The richness of Pompeii and the elegance of its inhabitants are portrayed by the numerous sculptures that have been discovered. Among the full-relief sculptures we can admire busts, statues, and herma constructed from various materials such as bronze, marble, and common stone. This category also includes reliefs and the architectural decorations in stone and terracotta, as well as furniture and furnishings.
The sculptures are documented in different ways in the graphic productions of the XVIII and XIX centuries: we can often perceive them in their original contexts, while in other moments we can see them in technical designs and a set of plates that refer to the decoration of a single building.

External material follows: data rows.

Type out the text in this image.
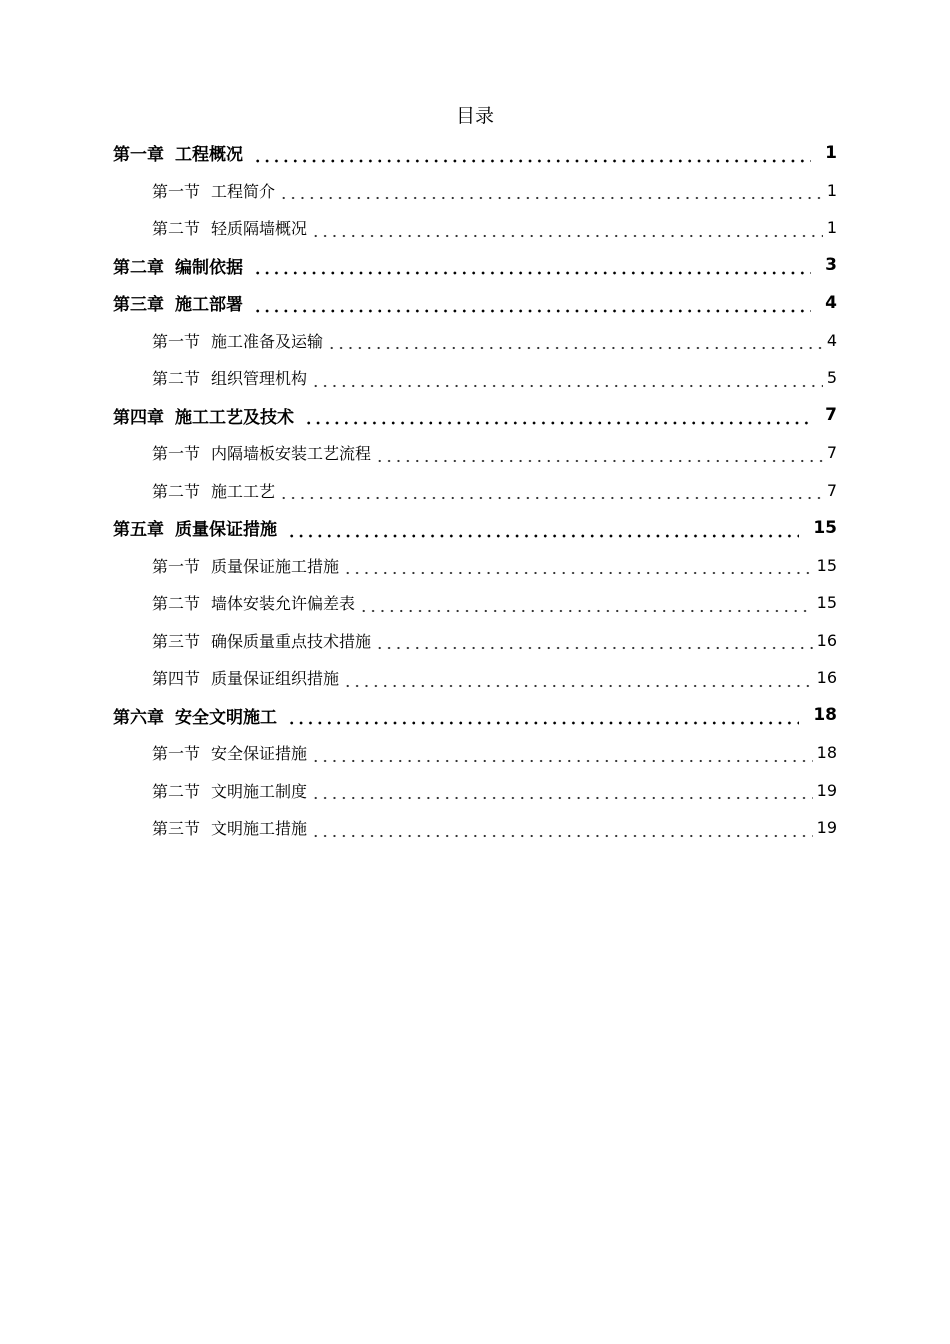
目录
第一章 工程概况	1
第一节 工程简介	1
第二节 轻质隔墙概况	1
第二章 编制依据	3
第三章 施工部署	4
第一节 施工准备及运输	4
第二节 组织管理机构	5
第四章 施工工艺及技术	7
第一节 内隔墙板安装工艺流程	7
第二节 施工工艺	7
第五章 质量保证措施	15
第一节 质量保证施工措施	15
第二节 墙体安装允许偏差表	15
第三节 确保质量重点技术措施	16
第四节 质量保证组织措施	16
第六章 安全文明施工	18
第一节 安全保证措施	18
第二节 文明施工制度	19
第三节 文明施工措施	19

The numerous inscriptions that one can come across throughout the streets of Pompeii have caught the attention of draftsmen, archaeologists and architects. These can be found on sepulchres, on monuments and on walls of buildings. According to their various functions, we can make clear distinctions between the different inscriptions. There are public works inscriptions, which give testimony to the construction or the restoration of buildings and monuments, legal inscriptions, honorary inscriptions which are dedications of a statue or a monument, wall inscriptions of various types, usually painted or engraved, sacred inscriptions and sepulchral inscriptions, which are found on tombs commemorating the dead. The inscriptions were mostly inscribed in stone, but were sometimes produced in mosaics or painted on the outside walls of buildings, similar to graffiti in modern day cities.
Paths related to the classification of ornamental subjects
Among the numerous ruins discovered in Pompeii, real works of art which are richly decorated with geometric and natural patterns or with elaborately illustrated scenes can hardly go unnoticed. The portrayed subjects are found in paintings, sculptures and mosaics and derive from the rich Hellenistic culture, which is wonderfully fused with the Roman style.
The gathered graphic documentation in the Archive demonstrates the vast attention that draftsmen, archaeologists and architects paid to the artwork that decorated the ruins of Pompeii, which provide a rich source of research material used for the comprehension of the Roman culture, as well as a source of inspiration for the artists of the time.
As an example of paths, one can chose to view the ruins decorated with illustrated battle, gladiatorial, hunting, sacrificial and theatrical scenes. Furthermore, by means of Personalized Paths, it is possible to research numerous subjects, such as the iconography related to specific divinities or mythological figures, the depiction of animals or of architectural subjects, or the portrayal of musical instruments.